When I started teaching the course on which some of this book is based, I knew that I wanted students to choose projects having to do with their own lives. Moreover, I had met a lot of engineers in Silicon Valley who worked for big companies, such as Hewlett-Packard, and had dreams of starting their own companies. This was back in the 1960s, before the availability of serious angel and venture funds or the strong culture of start-ups.

People just talked about it, and nothing happened. The situation reminded me of the Eugene O’Neill play
The Iceman Cometh
. The characters spend the entire play in a saloon talking about leaving, yet no one leaves. (Nick, one of my acquaintances, actually left Hewlett-Packard and started his own company. I was so delighted that I bought him a case of champagne. Now, forty years later, he is probably still wondering why I did it.)

This gave me the idea that students need to learn not to wait until after they graduate. Many students develop the idea that they’re supposed to follow a prescribed path, in which they’re not allowed to achieve anything until after they get a diploma.

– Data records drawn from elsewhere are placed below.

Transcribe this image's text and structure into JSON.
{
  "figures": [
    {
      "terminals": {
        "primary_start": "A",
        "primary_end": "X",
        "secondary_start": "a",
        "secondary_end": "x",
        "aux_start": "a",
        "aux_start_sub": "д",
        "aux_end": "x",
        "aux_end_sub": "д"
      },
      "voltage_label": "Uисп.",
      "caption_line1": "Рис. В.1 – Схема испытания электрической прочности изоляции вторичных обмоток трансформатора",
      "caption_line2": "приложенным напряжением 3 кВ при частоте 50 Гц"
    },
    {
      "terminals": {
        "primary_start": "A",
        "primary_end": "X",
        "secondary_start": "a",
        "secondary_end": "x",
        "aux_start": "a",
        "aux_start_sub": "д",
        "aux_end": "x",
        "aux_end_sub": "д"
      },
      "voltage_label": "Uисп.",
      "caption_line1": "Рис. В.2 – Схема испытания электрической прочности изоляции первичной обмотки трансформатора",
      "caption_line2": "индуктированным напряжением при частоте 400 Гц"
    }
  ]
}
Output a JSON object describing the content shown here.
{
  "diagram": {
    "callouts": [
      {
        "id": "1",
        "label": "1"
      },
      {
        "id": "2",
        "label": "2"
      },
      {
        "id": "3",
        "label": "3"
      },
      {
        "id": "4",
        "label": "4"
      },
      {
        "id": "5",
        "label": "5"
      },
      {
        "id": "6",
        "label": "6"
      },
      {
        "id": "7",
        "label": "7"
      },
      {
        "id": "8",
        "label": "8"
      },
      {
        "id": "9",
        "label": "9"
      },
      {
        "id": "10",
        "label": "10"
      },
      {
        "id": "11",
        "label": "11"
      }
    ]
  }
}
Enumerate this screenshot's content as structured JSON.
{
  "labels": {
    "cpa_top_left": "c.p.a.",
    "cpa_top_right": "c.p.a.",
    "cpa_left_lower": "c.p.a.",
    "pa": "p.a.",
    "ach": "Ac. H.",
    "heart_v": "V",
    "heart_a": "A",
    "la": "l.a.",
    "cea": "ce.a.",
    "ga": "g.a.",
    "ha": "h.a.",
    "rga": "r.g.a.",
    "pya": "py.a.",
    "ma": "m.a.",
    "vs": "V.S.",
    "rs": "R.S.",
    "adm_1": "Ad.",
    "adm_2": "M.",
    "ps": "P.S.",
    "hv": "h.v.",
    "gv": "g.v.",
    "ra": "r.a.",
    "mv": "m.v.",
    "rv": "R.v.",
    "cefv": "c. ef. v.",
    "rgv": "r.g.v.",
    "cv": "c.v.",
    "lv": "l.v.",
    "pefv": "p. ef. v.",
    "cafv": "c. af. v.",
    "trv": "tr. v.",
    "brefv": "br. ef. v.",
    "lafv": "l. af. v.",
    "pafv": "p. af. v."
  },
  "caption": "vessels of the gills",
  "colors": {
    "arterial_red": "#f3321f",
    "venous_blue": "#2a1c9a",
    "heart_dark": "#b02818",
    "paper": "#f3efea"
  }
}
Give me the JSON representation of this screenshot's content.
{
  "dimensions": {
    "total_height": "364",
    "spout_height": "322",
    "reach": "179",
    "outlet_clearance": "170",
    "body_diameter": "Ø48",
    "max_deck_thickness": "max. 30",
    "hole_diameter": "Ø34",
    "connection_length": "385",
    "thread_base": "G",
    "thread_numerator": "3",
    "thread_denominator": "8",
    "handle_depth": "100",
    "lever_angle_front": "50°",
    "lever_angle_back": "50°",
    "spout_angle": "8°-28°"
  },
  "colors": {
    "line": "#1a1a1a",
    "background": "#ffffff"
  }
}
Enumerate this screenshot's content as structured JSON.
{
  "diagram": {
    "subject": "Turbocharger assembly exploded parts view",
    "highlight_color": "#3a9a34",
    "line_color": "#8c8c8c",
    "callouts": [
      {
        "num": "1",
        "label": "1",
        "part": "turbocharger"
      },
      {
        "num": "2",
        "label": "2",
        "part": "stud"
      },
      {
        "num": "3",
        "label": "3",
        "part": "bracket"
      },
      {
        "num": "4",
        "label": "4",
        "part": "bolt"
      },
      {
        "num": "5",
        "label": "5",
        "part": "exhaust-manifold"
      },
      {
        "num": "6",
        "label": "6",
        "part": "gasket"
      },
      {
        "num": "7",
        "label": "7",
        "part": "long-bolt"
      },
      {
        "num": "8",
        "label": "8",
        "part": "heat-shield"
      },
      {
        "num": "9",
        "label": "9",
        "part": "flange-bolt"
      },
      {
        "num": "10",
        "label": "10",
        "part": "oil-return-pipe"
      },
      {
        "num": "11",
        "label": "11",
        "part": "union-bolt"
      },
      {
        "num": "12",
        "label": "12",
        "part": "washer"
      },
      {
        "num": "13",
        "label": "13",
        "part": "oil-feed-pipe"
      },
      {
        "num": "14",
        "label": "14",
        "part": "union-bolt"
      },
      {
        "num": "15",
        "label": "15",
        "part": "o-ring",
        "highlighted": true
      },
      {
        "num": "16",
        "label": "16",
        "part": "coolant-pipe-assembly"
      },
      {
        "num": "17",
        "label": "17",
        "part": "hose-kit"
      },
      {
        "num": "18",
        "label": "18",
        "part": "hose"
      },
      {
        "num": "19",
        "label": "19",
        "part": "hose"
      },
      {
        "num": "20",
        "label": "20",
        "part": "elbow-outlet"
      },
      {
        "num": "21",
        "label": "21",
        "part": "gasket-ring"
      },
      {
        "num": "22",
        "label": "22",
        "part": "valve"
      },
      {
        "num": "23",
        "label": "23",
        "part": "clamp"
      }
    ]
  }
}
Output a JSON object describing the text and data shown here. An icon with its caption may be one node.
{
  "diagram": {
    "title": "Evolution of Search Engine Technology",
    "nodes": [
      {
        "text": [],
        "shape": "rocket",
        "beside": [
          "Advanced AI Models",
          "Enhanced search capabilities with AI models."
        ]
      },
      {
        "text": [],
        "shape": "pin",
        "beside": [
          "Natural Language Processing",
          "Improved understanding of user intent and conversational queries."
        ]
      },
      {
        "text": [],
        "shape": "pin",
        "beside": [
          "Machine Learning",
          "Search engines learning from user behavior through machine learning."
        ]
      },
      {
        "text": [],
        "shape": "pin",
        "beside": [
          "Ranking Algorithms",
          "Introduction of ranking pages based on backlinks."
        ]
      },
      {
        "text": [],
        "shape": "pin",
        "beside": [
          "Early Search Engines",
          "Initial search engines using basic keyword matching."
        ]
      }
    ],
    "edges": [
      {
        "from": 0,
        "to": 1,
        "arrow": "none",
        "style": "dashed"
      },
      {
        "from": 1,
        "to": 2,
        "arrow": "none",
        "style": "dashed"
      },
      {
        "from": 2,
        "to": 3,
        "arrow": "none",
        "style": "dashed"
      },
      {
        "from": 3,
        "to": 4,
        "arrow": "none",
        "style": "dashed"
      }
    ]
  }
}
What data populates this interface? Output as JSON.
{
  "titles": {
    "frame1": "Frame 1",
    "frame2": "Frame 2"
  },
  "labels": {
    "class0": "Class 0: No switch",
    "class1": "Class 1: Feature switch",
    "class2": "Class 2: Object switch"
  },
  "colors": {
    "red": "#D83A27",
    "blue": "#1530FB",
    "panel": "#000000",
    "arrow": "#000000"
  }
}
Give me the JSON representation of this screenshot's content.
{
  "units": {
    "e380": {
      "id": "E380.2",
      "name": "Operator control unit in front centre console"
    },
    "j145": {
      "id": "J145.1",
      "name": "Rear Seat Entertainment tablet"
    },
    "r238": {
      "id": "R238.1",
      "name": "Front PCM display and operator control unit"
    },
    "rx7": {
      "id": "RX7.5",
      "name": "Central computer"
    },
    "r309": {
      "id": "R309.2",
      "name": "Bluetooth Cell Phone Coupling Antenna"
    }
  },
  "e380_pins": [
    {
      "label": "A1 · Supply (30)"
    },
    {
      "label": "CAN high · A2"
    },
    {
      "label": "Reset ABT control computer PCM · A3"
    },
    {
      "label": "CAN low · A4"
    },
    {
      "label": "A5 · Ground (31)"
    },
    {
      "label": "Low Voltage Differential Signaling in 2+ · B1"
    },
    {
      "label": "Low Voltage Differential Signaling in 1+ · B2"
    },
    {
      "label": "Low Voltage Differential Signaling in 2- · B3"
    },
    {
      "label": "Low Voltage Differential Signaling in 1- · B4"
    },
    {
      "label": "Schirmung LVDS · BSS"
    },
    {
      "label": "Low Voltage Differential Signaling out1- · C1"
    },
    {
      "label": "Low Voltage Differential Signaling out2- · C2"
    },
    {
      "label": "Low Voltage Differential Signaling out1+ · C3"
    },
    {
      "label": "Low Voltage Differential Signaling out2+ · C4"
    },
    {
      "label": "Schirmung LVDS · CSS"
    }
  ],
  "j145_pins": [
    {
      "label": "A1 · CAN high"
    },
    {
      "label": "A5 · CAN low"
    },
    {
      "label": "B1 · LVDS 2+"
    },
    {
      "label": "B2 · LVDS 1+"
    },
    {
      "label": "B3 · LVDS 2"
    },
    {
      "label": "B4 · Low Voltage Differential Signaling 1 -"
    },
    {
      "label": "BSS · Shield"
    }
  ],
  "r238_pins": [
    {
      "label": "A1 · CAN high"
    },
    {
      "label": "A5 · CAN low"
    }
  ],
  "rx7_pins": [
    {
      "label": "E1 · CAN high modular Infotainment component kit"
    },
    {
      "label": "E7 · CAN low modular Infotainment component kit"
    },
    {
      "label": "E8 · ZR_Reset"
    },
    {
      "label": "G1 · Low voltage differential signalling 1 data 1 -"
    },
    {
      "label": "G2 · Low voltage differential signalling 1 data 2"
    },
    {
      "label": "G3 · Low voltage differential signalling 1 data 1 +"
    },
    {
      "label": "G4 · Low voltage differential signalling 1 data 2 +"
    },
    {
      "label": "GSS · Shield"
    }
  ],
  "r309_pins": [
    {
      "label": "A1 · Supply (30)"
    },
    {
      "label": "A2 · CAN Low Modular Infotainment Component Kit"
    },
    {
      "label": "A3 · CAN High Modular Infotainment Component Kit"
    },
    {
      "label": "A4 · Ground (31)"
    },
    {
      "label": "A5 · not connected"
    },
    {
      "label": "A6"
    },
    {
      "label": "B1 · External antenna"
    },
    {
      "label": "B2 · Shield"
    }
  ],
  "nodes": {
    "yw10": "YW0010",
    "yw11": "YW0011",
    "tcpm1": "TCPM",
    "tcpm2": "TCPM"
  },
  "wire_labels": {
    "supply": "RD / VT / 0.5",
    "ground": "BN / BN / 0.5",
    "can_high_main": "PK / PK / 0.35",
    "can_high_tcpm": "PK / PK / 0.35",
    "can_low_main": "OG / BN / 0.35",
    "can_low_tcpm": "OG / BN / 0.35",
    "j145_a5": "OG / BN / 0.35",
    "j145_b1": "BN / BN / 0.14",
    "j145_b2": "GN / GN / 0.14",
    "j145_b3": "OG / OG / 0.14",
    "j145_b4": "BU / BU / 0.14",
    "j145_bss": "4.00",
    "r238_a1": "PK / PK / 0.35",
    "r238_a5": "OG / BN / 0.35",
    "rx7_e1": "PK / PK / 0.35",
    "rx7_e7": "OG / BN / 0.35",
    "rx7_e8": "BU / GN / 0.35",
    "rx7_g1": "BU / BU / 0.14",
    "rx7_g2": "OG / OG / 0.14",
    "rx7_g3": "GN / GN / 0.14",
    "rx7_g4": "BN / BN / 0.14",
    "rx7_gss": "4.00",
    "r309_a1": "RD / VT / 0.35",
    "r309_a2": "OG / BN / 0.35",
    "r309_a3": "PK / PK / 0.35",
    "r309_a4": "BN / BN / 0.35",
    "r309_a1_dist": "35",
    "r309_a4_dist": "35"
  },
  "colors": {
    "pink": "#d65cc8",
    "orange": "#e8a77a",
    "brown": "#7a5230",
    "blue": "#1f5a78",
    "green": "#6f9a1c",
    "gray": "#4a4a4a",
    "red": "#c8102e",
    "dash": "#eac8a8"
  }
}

And if they don’t develop the habit of doing things of their own volition, they will not change after they graduate. Many of the greatest entrepreneurs already had their businesses going during college—and many never graduated. Today’s clearest example is Mark Zuckerberg and four fellow students, who started Facebook from the dorms at Harvard University.

Based on this thought, I decided the class project directive would be: Do something you have really wanted to do and have never done, or solve a problem in your life.

The projects served to introduce the achievement habit. Students learned they did not need to wait for some future time to take command of their lives. Doing this ten-week project of their own choice gave them a sense of empowerment that in many cases carried over into the rest of their lives.

You too can stop waiting for Godot and learn to do things that you have always wanted to do. If you start doing, and also apply the ideas in this book toward ridding yourself of unwanted issues, the chances are good that you too will have a much more interesting and fulfilling life.

Hugh Laurie, the doctor in the TV show
House
, said in an interview with
Time Out New York
, “It’s a terrible thing, I think, in life to wait until you’re ready. I have this feeling now that actually no one is ever ready to do anything. There’s almost no such thing as ready. There’s only now. And you may as well do it now. I mean, I say that confidently as if I’m about to go bungee jumping or something—I’m not. I’m not a crazed
risk taker. But I do think that, generally speaking, now is as good a time as any.”